The lack of preparedness and transparency our government has displayed is frightening. The safety problems with the transport of oil by rail are myriad.
First, the tank cars that transport the majority of the oil, the DOT-111, are woefully inadequate. They are prone to puncture and cannot withstand derailments that involve pileups or multiple car-to-car impacts. What is frustrating is that the NTSB issued a safety study in 1991 on the problems with the DOT-111, and no action was taken.
In contrast, Canada’s Transportation Safety Board made recommendations in January 2014 stemming from the fatal Lac-Mègantic accident. Just four months later, Canadian government is phasing out DOT-111 tank cars. The U.S. Department of Transportation is scheduled to release new rules , but as the Lynchburg derailment shows, it is embarrassingly late.
In January, we learned that crude oil from North Dakota’s Bakken formation is more combustible than traditional crude oil after USDOT issued a safety alert.
Why wasn’t this alert issued earlier? After all, the volatility of crude is measured before it is loaded into tank cars. These measurements need to be subject to more aggressive government oversight . It is maddening that DOT is issuing tombstone safety alerts and reacting to the changing transportation landscape instead of acting.
The high volatility of Bakken crude is problematic because railroads often flow through cities and other high consequence areas.

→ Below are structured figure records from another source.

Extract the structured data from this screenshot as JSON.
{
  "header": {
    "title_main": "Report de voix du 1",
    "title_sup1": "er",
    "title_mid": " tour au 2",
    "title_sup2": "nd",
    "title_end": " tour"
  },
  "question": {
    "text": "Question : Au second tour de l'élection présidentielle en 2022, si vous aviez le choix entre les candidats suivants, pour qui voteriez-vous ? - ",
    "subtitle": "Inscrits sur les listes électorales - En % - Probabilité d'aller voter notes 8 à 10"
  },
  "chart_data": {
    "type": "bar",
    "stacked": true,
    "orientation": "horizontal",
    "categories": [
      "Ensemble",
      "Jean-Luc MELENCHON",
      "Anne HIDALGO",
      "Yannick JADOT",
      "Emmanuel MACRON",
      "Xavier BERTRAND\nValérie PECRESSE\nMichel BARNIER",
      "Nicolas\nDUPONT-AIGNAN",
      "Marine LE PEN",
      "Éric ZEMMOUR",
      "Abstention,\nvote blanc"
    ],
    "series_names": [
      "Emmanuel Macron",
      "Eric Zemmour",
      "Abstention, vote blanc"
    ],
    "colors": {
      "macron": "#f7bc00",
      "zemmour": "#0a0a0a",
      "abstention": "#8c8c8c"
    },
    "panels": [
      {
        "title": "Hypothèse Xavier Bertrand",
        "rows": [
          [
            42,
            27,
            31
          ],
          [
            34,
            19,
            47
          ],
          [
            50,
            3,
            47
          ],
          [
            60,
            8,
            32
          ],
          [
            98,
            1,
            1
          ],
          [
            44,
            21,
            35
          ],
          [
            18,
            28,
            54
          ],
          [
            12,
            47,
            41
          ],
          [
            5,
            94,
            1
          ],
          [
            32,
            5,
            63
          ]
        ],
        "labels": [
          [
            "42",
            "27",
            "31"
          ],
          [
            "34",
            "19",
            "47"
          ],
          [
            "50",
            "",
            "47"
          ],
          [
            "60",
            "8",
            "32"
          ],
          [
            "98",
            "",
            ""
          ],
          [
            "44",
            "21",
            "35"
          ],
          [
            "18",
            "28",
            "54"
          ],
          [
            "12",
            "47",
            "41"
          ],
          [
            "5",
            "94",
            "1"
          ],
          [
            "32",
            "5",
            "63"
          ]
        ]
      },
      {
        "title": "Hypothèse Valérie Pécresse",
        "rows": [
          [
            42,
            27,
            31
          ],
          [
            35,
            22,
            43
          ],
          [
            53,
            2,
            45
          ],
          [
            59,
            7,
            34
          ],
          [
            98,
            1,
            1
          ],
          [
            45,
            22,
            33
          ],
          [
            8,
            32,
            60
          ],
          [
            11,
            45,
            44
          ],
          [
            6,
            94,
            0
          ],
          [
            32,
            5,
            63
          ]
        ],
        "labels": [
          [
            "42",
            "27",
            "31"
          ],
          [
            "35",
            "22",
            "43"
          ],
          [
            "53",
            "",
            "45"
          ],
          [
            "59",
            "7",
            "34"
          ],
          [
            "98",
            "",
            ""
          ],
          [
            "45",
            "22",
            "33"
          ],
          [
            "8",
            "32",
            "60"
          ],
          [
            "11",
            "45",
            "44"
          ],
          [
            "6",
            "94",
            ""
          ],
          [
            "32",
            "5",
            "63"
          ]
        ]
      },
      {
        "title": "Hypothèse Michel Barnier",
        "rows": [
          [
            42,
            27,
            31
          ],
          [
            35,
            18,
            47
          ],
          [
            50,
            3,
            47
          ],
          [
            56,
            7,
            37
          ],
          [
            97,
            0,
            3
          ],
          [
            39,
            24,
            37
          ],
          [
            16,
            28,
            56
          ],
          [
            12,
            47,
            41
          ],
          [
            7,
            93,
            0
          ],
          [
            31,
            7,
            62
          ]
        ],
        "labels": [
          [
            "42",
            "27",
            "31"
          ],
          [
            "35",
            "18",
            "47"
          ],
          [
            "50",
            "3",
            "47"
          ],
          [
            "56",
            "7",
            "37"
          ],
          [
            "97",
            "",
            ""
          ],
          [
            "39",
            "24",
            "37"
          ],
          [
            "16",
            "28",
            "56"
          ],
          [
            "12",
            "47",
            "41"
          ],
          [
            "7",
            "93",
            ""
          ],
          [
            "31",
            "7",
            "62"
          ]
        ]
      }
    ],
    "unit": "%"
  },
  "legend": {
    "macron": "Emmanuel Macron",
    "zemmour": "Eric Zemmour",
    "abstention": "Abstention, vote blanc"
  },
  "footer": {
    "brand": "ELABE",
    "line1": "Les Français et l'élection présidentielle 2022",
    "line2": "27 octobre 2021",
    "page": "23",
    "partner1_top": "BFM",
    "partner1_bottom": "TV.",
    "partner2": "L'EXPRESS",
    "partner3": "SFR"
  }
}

We saw the magnitude of destruction a derailment can have in Lac-Megantic, which has a population of about 6,000.
In February, the U.S. rail industry agreed to voluntary safety measures that included lowering the speed limit to 40 mph when traveling in metropolitan areas. This is not enough.
The maximum speed for trains transporting crude oil should be limited to 20 mph, or the equivalent of school speed zones for all vehicles, when operating through all communities until the crashworthiness of DOT-111 tank cars is substantially improved. All communities, not just urban areas, have schools, hospitals, neighborhoods, and environmentally sensitive areas are being exposed to unnecessary risk.
A serious concern for communities near tracks is that the contents of the tankers rolling through their backyards and the routes the trains take are shrouded in secrecy. That’s because railroads, under federal law, are required to provide this information only to emergency planners. This lack of transparency is troublesome — citizens should have the right to know what is being transported through their communities.
For decades, the American government has dreamt of independence of oil production.
But now that we are on the road to this goal, the government has regrettably put economic and political priorities over the safety of the citizens it serves.
The voluntary measures agreed to in February are not enough — both industry and the American people need regulatory certainty to ensure safe transport of crude oil in our country, and they deserve nothing less.
Jim Hall is a transportation consultant and was chairman of the National Transportation Safety Board from 1994 until 2001.